[erlang-questions] style question - best way to test multiple non-guard conditions sequentially
Richard A. O'Keefe
ok@REDACTED
Thu Jun 20 04:15:23 CEST 2013
On 20/06/2013, at 6:23 AM, Jonathan Leivent wrote:
> Suppose one has multiple conditions that are not guards that need to be tested sequentially (meaning, only test condition N+1 after condition N tests false) in a function.
Ah hah! You want the long-ago-proposed 'cond' form.
pick([{Test,Act}|Rest]) ->
case Test()
of true -> Act()
; false -> f(Rest)
end.
> fun(...) ->
> C1 = cond1(...),
> C2 = C1 orelse cond2(...),
> C3 = C2 orelse cond3(...),
> if C1 -> ...;
> C2 -> ...;
> C3 -> ...;
> true -> ...
> end.
fun(...) ->
pick([
{fun () -> cond1... end,
fun () -> action1... end},
{fun () -> cond2... end,
fun () -> action2... end},
{fun () -> cond3... end,
fun () -> action3... end},
{fun () -> true end,
fun () -> action4... end}).
Choose your own name for this.
However, I cannot help feeling that in each specific instance
of this there would be something better to write instead. So
how about showing us a real example?
>
> I guess this also implies the question: why does Erlang require the conditions in an if statement to be guards?
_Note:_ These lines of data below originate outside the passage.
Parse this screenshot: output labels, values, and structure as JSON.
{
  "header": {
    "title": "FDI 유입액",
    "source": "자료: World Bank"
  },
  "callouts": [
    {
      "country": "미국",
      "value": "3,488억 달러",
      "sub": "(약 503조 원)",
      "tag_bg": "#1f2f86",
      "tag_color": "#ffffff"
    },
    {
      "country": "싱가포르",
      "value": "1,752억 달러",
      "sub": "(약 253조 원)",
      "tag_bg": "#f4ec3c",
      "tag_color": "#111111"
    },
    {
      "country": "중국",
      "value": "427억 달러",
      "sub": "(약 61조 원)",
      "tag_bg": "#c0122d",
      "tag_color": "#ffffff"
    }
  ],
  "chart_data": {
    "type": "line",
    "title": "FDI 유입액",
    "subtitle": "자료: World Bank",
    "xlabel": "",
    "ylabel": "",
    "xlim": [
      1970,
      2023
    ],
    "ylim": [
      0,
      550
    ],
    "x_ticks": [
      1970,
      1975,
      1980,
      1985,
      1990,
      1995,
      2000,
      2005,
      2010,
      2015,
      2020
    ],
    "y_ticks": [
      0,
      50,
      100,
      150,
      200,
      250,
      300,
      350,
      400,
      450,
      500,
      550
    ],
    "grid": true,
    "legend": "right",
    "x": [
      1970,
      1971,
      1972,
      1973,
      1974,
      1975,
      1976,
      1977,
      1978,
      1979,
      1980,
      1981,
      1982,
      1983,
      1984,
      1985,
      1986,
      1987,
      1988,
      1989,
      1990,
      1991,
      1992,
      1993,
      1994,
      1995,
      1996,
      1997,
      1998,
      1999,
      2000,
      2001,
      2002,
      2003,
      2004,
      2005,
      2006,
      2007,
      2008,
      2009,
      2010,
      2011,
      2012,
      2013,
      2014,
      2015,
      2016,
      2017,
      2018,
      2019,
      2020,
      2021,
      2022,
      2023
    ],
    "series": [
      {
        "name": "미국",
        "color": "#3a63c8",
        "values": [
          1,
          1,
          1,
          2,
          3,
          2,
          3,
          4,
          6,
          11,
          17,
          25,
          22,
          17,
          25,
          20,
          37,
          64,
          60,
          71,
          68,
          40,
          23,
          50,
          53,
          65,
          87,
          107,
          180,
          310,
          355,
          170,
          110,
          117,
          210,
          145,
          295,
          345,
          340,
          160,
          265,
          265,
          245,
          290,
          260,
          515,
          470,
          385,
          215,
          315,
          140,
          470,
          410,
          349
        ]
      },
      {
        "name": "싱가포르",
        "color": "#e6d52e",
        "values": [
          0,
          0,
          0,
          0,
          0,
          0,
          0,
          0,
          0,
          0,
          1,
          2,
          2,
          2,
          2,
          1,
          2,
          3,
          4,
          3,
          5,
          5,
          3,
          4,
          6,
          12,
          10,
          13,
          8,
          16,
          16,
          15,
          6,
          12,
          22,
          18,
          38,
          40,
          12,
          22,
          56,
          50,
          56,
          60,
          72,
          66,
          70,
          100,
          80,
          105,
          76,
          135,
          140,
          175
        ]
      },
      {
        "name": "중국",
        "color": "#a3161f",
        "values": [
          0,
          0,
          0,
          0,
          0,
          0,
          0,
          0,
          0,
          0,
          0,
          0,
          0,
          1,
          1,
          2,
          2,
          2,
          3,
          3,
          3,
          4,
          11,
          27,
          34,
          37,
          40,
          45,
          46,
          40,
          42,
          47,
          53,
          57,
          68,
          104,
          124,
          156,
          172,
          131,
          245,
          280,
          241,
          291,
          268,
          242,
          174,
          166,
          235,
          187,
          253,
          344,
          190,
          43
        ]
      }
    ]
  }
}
Because back when Erlang was invented, there were no conditions that
were not guard tests *only*. For example, X > Y was not an expression.
There were no andalso or orelse.
Ah, the good old days, before Erlang tried to turn into something else
but got stuck half way.
I really must finish writing up the '-guard' declaration EEP.